Howdy, I'm a noobe on this forum and looking for advice.
I'm an idiot about brewing as this is only my 5th batch.
I made a batch of Coopers and I already know I put in to much sugar. Made Mr. Beer before with the can and a bag of booster, so I didnt even think about it. I put in the can of Coopers with the bags of malt they gave me at the store and added sugar I got too. Priming sugar. The Mr Beers I used just had a can and booster.
Anyway, I added the sugar plus everything to the Coopers and found out I didnt need the sugar. I got worried about exploding bottles in my reloading room (thats where I have it to keep it at a constant temp) and put 1 case in a cold store room about 35-40 degrees. The other case is on one of my reloading benches still.

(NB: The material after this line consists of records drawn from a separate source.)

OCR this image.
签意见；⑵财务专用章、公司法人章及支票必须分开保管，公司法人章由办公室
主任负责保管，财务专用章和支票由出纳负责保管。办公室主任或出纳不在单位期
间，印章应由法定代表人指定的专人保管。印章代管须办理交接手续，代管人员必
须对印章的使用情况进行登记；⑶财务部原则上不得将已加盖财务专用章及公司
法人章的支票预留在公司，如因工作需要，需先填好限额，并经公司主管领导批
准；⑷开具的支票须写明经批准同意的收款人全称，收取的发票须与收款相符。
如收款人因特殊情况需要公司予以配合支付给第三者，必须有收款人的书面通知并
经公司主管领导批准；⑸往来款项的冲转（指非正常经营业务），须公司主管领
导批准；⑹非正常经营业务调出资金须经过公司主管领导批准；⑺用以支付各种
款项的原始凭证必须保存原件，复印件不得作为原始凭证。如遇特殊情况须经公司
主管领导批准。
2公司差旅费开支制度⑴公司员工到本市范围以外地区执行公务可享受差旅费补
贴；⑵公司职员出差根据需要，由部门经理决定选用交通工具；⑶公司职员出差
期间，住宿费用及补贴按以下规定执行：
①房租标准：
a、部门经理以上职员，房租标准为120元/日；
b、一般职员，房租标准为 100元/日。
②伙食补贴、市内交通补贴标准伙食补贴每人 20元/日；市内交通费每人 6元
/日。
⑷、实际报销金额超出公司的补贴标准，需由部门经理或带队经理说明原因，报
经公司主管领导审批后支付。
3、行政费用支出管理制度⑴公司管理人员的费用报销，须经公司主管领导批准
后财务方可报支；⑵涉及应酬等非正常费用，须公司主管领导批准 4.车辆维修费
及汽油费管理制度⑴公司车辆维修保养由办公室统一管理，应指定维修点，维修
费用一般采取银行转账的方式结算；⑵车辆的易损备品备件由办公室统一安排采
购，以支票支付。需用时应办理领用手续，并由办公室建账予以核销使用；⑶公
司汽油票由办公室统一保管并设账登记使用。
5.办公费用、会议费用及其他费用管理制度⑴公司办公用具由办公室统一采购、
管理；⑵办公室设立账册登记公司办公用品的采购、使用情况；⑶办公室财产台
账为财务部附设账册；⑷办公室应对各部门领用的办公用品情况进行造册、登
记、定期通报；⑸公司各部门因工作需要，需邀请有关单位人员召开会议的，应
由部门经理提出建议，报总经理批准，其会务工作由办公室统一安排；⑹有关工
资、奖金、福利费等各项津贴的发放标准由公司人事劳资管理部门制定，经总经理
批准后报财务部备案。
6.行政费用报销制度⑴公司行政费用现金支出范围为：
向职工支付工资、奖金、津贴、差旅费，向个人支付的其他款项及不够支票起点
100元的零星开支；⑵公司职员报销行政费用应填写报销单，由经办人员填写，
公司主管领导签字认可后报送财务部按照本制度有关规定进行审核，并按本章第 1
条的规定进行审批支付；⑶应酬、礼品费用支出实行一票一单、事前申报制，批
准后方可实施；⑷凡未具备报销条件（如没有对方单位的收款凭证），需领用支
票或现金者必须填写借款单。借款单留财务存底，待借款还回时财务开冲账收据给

I tried 1 of each tonight and the 1 in the warm reloading room was much better tasting than the cold stored 1. The warm 1 was not over carbinated like I was worrying.
They still have 2 weeks to get to the 6 week mark, (I'm impatient) but was wondering if I could put the cold 1 back in the warm room and finish it out. The cold one was only in the warm room about 3 days before I got nervouse and moved it.
My actual question is, does the yeast actually die in the cold or does it just go dormant? If I put the cold 1 back in the warm room would it come back and start going again? Its drinkable but fairly sweet cause of the extra sugar I'm sure.
Reloading ammo is my field and I'm brand new at making beer, so I dont know much about it. I try the search things and have bad luck with them too as I'm also a compooter retard. I'm pretty happy with the beer so far, but would like a little advice.